Vor 25 Jahren, am 10. Juli 1976, ereignete sich im italienischen Seveso einer der folgenschwersten Störfälle in der chemischen Industrie. Bei der Produktion von Pflanzenschutzmitteln gelangte das später als "Seveso-Dioxin" bezeichnete Gift (2,3,7,8-Tetrachlor-dibenzo-dioxin) in grossen Mengen in die Umwelt. Arbeiter der Firma Icmesa und Bewohner des Ortes Seveso erlitten sichtbar in erster Linie Hautschäden. Aus Anlass des Jahrestages des Störfalls erklärt Bundesumweltminister Jürgen Trittin:
Der Störfall in Seveso war der Anstoss für eine europaweit verbesserte Chemikalienpolitik. Sie führte zum Chemikaliengesetz, zur Richtlinie über Anlagensicherheit (die sogenannte Seveso-Richtlinie) sowie zum Basler Übereinkommen über die grenzüberschreitende Verbringung gefährlicher Abfälle. Trotz der erzielten Erfolge unternehmen wir weitere Schritte zur Chemikalien- und Anlagensicherheit, damit Mensch und Umwelt noch wirksamer vor giftigen Einträgen geschützt werden. Mit der angestrebten Novellierung der Seveso-II-Richtlinie soll die Anlagensicherheit weiter verbessert werden. Die Bundesregierung unterstützt das von der EU-Kommission vorgelegte Weissbuch zur Chemikalienpolitik, das ein neues, einheitliches System zur Registrierung, Bewertung und Zulassung von Chemikalien vorsieht und eine bessere Beurteilung des Risikopotenzials der Altstoffe ermoeglichen soll. Kürzlich hat die Bundesrepublik die Konvention über persistente organische Stoffe (POP) unterzeichnet. Mit diesem Übereinkommen ist ein grosser Schritt zum weltweiten Verbot gefährlicher Chemikalien gelungen.
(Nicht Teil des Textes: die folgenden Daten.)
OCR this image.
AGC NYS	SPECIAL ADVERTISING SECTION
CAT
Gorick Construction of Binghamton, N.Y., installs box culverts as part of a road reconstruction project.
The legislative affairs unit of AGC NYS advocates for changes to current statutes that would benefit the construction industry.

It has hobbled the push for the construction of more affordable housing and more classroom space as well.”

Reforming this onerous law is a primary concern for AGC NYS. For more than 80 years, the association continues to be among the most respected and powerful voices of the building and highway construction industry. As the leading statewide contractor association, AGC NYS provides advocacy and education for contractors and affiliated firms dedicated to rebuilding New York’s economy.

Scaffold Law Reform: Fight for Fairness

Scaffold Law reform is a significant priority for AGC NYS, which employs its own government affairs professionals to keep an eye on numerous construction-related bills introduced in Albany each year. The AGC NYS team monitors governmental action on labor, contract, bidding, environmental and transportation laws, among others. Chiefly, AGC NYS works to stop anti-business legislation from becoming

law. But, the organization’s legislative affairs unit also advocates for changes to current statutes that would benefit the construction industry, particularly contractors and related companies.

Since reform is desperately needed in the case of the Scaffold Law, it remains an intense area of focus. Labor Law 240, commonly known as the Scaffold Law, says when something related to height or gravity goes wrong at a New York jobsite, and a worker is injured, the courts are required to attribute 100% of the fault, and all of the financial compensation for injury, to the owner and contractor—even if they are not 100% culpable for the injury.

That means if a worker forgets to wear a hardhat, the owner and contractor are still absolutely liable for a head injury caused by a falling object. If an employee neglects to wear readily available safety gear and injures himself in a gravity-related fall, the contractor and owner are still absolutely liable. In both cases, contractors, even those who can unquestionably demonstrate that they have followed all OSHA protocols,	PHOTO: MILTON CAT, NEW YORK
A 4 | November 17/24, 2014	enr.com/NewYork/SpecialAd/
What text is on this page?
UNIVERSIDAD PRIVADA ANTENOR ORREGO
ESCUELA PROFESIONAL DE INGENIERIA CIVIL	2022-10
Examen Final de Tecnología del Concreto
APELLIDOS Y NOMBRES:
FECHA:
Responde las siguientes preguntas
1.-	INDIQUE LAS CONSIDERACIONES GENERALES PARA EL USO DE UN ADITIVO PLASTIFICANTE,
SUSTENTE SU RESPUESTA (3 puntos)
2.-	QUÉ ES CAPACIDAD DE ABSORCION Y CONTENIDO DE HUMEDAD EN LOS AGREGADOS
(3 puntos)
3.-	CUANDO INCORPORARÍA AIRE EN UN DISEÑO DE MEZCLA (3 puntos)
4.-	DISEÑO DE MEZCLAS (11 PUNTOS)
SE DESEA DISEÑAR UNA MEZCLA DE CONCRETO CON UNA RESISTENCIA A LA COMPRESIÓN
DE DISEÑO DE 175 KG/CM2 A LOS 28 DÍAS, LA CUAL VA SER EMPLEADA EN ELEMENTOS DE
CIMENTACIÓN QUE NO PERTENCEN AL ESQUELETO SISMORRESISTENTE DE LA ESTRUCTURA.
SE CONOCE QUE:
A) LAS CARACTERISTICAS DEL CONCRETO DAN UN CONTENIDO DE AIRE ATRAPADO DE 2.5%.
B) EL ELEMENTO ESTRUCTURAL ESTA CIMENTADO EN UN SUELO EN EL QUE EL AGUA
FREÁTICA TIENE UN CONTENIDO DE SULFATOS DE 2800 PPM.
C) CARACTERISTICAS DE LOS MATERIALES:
Solche verheerenden Störfaelle wie der von Seveso machten aber nur einen geringen Anteil an der Dioxinbelastung für Mensch und Umwelt aus. Weit grössere Mengen an Dioxinen wurden als Nebenprodukte zahlreicher chemischer und thermischer Prozesse freigesetzt, gelangten somit in die Umwelt und über Futter- und Lebensmittel letztendlich in den menschlichen Körper. Zu Recht trug Ende der 70er Jahre ein Buch den Titel "Seveso ist überall". Insbesondere Müllverbrennungsanlagen waren Quellen für die Freisetzung von Dioxin, aber auch Kabelverschwelungsanlagen vergifteten beim Verbrennen von PVC die Umwelt, die Chlorbleiche von Papier war Standard. Polychlorierte Biphenyle (PCB) und das Holzschutzmittel Pentachlorphenol (PCP) wiesen hohe Verunreinigungen mit Dioxinen auf. Die breite Diskussion führte zu Beginn der 90er Jahre zu einer Umorientierung der Politik.
Die Festlegung von Grenzwerten für Müllverbrennungsanlagen, das Verbot von PCB und PCP, die Senkung von Grenzwerten im landwirtschaftlich genutzten Klärschlamm und die Festlegung von Grenzwerten in bestimmten Futtermitteln waren entscheidende Schritte, die Freisetzung von Dioxin und den Eintrag in die Umwelt - und damit die Belastung von Futter- und Lebensmitteln - drastisch zu reduzieren. Die erzielten Erfolg lassen sich z. B. an der Muttermilch belegen. Der Gehalt an Dioxinen in der Frauenmilch nimmt seit Anfang der 90er Jahre kontinuierlich ab und ist auf etwa 50 Prozent der Werte aus den 80er Jahren gesunken.
Dank einer konsequenten Umweltpolitik ist das Problem der Dioxinbelastung in der Bundesrepublik weitgehend gelöst. Einzelne Fälle wie hohe Dioxinkonzentrationen in Futtermitteln gehen auf kriminelle Machenschaften zurück. So wurden in Belgien Futtermittel mit Altöl verpanscht. Das unterstreicht, wie notwendig strikte Kontrollen und Überwachung sind.